1. Managing Data
As I mentioned in class, the purpose of these workshops is to provide short introductions to popular techniques or tools. Each workshop is only the first few steps in a larger area of study, so be sure to reach out to me if there’s one that especially interests you.
Instead of creating custom standalone workshops for our course, I thought it would be helpful to take advantage of the larger ecosystem of DH tutorials. To that end, many of the workshops for this course are borrowed from collaborative DH resources like The Programming Historian and The DH Literacy Guidebook. This will provide a roadmap for you if you want to build skills in other areas.

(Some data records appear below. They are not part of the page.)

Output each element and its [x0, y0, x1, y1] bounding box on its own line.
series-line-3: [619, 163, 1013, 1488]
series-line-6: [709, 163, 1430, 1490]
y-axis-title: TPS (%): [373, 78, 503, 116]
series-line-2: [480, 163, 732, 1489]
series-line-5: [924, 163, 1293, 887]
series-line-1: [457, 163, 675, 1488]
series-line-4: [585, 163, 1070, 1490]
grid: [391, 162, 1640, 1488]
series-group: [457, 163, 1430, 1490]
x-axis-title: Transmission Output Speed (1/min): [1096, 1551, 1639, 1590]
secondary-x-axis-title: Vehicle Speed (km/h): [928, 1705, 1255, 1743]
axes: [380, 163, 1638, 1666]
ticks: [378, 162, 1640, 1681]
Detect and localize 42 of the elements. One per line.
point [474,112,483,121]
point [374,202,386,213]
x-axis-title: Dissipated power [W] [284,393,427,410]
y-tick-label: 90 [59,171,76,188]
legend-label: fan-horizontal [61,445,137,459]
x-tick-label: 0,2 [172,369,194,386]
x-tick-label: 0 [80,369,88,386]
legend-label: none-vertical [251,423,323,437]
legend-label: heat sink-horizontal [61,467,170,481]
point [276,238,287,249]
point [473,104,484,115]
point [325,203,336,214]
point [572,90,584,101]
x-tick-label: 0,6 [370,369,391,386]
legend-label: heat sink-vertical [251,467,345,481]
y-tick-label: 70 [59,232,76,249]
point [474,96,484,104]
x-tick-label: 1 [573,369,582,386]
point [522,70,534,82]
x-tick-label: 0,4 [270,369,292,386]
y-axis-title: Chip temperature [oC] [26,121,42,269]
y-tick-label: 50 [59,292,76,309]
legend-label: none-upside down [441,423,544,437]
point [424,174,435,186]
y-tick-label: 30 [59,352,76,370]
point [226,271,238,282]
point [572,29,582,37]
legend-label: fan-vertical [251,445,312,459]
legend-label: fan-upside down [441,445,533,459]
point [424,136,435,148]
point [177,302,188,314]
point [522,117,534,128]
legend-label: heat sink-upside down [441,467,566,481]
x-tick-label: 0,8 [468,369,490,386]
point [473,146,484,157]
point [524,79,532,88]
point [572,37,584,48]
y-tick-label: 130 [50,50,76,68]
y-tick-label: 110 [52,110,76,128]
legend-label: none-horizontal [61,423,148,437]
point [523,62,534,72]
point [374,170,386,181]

To accompany next week’s readings that define and explore data, follow this Programming Historian tutorial on OpenRefine.
OpenRefine is a popular tool for organizing and “cleaning” tabular data sets. It began its life as a proprietary tool—Google Refine—but it’s been open source for quite a while. Follow the tutorial and use OpenRefine to make the Powerhouse Museum data set more usable.
This task is part of the larger field of data management and “cleaning,” an essential part of many digital humanities projects with its own history and theory. If you’re interested in the topic, you might check out Trevor Munoz and Katie Rawson’s well-known piece, “Against Cleaning”.
Once you’ve worked your way through the tutorial, you might spend some time thinking about what happens before and after a tool like OpenRefine. Do you already have a data set that needs to be “cleaned”? Where might you find one? Could data that’s been “refined” be fed into one of our Explore tools for this week, like Palladio or RAWGraphs?
Remember, these workshops are designed to take up about an hour of your time (making up the third hour of our seminar). If you find that a workshop is taking a lot longer than that, it’s okay to stop and reach out to me about it.